Maintaining the integrity of Police evidence collection
On Monday the Supreme Court accepted an application by the Office of the Attorney General for charges against two former Football Federation of Samoa [F.F.S.] executives to be dropped.
The former F.F.S. President and Chief Executive Officer, Reverend Laupama Solomona and Faumuina Michael Kapisi, were jointly charged with one count of theft as a servant and one count of theft by a person in a special relationship.
The two former football executives were charged by the Police in May last year which then referred the matter to the Attorney General’s Office. They exited their F.F.S. positions in early 2019, at least three to four months prior to them being charged.
But on Monday the Prosecutor and Attorney General’s Office lawyer, Lucy Sio Ofoia, sought leave from the court for all charges to be withdrawn. The court granted leave and the two men walked free.
No reasons were given by the Prosecutor and Attorney General’s Office for their decision to withdraw the charges, some 15 months after the two former F.F.S. executives were initially taken in for questioning by the Police.
Did the Attorney General’s Office have insufficient evidence that compelled them to seek the leave of the court for the charges to be withdrawn? And if there was insufficient evidence how did the matter progress from a Police investigation to a court hearing only for the charges to be withdrawn on the cusp of trial?
We say this while being cognisant of the important role of the Attorney General’s Office in Samoa, through its upholding of the Constitution and being the custodian of all criminal proceedings in the land.
Though, we are reminded of cases in recent years, where evidence from Police investigations failed to hold up in court and consequently exposing the State to litigation by plaintiffs for malicious prosecution seeking damages.
A $1 million tala lawsuit against the Ministry of Police in 2018 by complainant Suitupe Misa is a case in point. He sued the Police for his unlawful arrest and detention in 2015 in relation to an incident at the Fugalei market, and three years later agreed to an out-of-court settlement with the Government where he was paid an undisclosed amount of money as compensation for his treatment.
And what about the case of the Vietnamese national An Tran Thi who was charged with two counts of being in possession of narcotics [heroine and racemethorphan] and one count of importation of narcotics last year? The narcotics charges were later dropped by the Attorney General’s Office, though two bribery charges were maintained of which she was later found guilty and sentenced by the court.
Nevertheless was the evidence submitted by the Police in relation to the three narcotics charges inconclusive and could not hold up in court at that time hence the withdrawal of the charges by the Attorney General’s Office?
Again, just like the matter involving the two former F.F.S. executives, the Attorney General’s Office did not give a reason for withdrawing the three narcotics charges that were made against the Vietnamese national.

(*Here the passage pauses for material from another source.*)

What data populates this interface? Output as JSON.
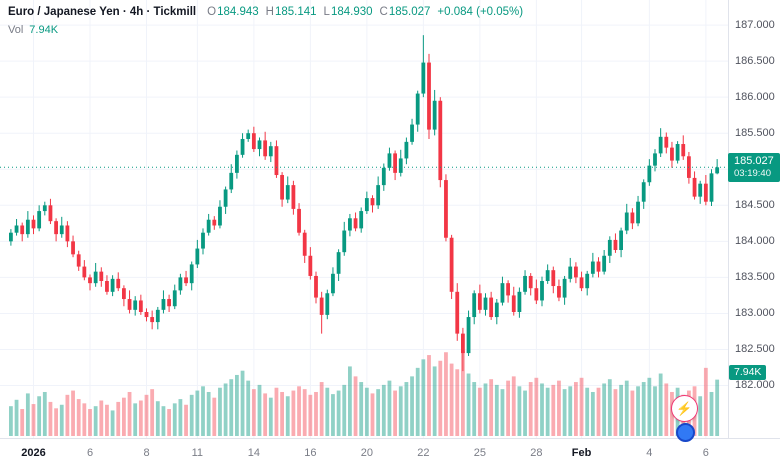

Even the recent Supreme Court proceedings involving now resigned Member of Parliament La’aulialemalietoa Leuatea Polataivao and Associate Minister Peseta Vaifou Tevaga – where 44 charges in relation to the operations of a disputed nonu company were withdrawn by the Attorney General’s Office in July last year – only for La’auli to be cleared of wrongdoing by the court last month in a landmark decision also raises eyebrows and could potentially make the State vulnerable to lawsuits.
There are other cases that go back some five years that are in the same mould, and raise questions about the integrity of the investigations undertaken by the Police and the process involved.
The key question is what are the preliminary steps of a criminal investigation and at what stage does the Attorney General’s Office become involved to ensure the cases are watertight and the evidence submitted will stand in court?
The recent appointment of Samoa’s new Attorney General in Savalenoa Mareva Betham-Annandale, perhaps, provides a perfect opportunity for the Office to review its systems and processes including cases that were discontinued due to shortcomings in evidence disclosure on the part of the Police.
The Police wield a lot of power under the relevant legislation [2007 Police Powers Act] and should enforce and uphold the law in accordance with the Constitution and relevant laws including human rights.
To go astray beyond the confines of the law can change people’s lives and leave irreparable damage on their reputation and professional career. And sadly, there have been instances of lapse in judgement in Samoa on the part of the Police, such as the reliance on flawed evidence which has led to unlawful arrests and detention over the years.
The public should continue to be alert against such abuse and injustices, but above all, they also expect the Attorney General’s Office to play that role too as one of the custodians of our Constitution.